Which she was. But with a reason.

That was it. It was the situation, not the man. If only she could keep her mind on her purpose, look for the humanity in the hero, without showing him hers. The sympathy in his eyes when she told him her story unsettled her. She had to protect herself, because right now she was feeling just too damned vulnerable.

The confession had the effect of emptying her mind. Only motor skills remained, putting one foot in front of the other. She couldn’t comprehend her own exhaustion, only that the fire was coming up and the sun was going down.

“We’re not going to be able to see much longer,” Gabe said after what had to be an hour of silence. She didn’t remember ever experiencing such a lengthy silence with another person. Of course, forming words took brainpower and she’d depleted the last of hers. “I’d hoped to reach that ridge before sundown.” He motioned upward, and the place he was pointing to seemed unreachable. “We’ll keep going till the batteries run out.”

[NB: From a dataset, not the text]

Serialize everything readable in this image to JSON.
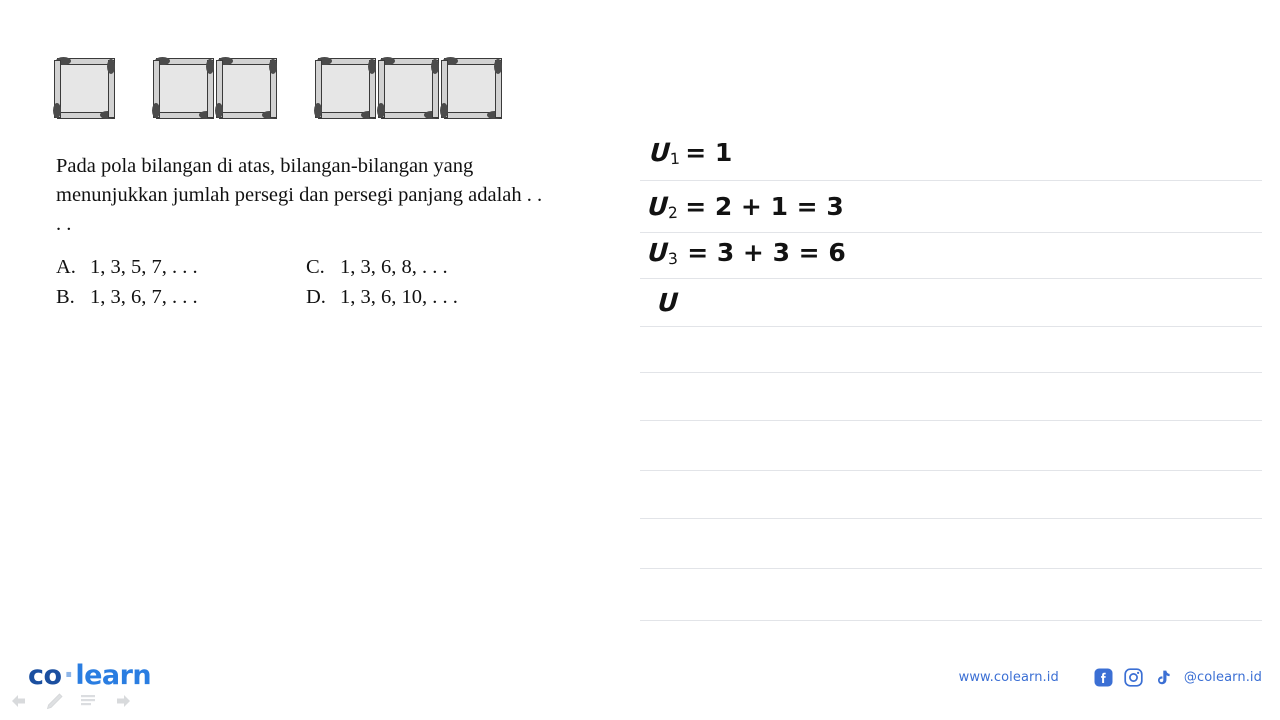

“Mine is already winding down.” Even talking took too much energy.

He chuckled. “I mean in the headlamps. The flashlight won’t do us any good since we need our hands.”

“What’ll we do if the batteries run out?” Her words came slow and slurred.

“Stop. Are you going to be okay? Are you hungry?”

She waved her hand at him weakly, too scared to eat. But if she didn’t get food, if they didn’t rest, she couldn’t keep up much longer. Still, she lied. “I’m fine.”

“You’ve got food in your pack, right? You didn’t give it all to those girls?”

“I’ve got food.”

“Then eat.”

She studied him a long moment before plopping down and pulling an MRE out of her pack.

He knew two of her weaknesses and hadn’t revealed one of his. She tore into the pseudobeef. “What about the fire?”

“If it gets close enough, we’ll see it.”

“Very funny. We can’t sleep. The fire could come up on us.” She hated the pathetic tone of her voice but was too tired to muffle it.

“You can sleep. I’ll keep a lookout.”

Good Lord, how could the man think he wasn’t a hero if he was willing to go without sleep so she could rest? He had to be more tired than she was. She couldn’t allow that sacrifice. “I’m not going to sleep if you can’t.”

He rolled his eyes, not hiding his disgust that she was arguing with him. Again. She felt a small twinge of guilt for irritating him, but she needed him to see her as an equal, as he had in the cave.

Of course, if Gabe Cooper had an equal, she wouldn’t be doing this story.

“You’ll sleep if I tell you to.”

“You can’t make me,” she said, realizing too late how childish that sounded.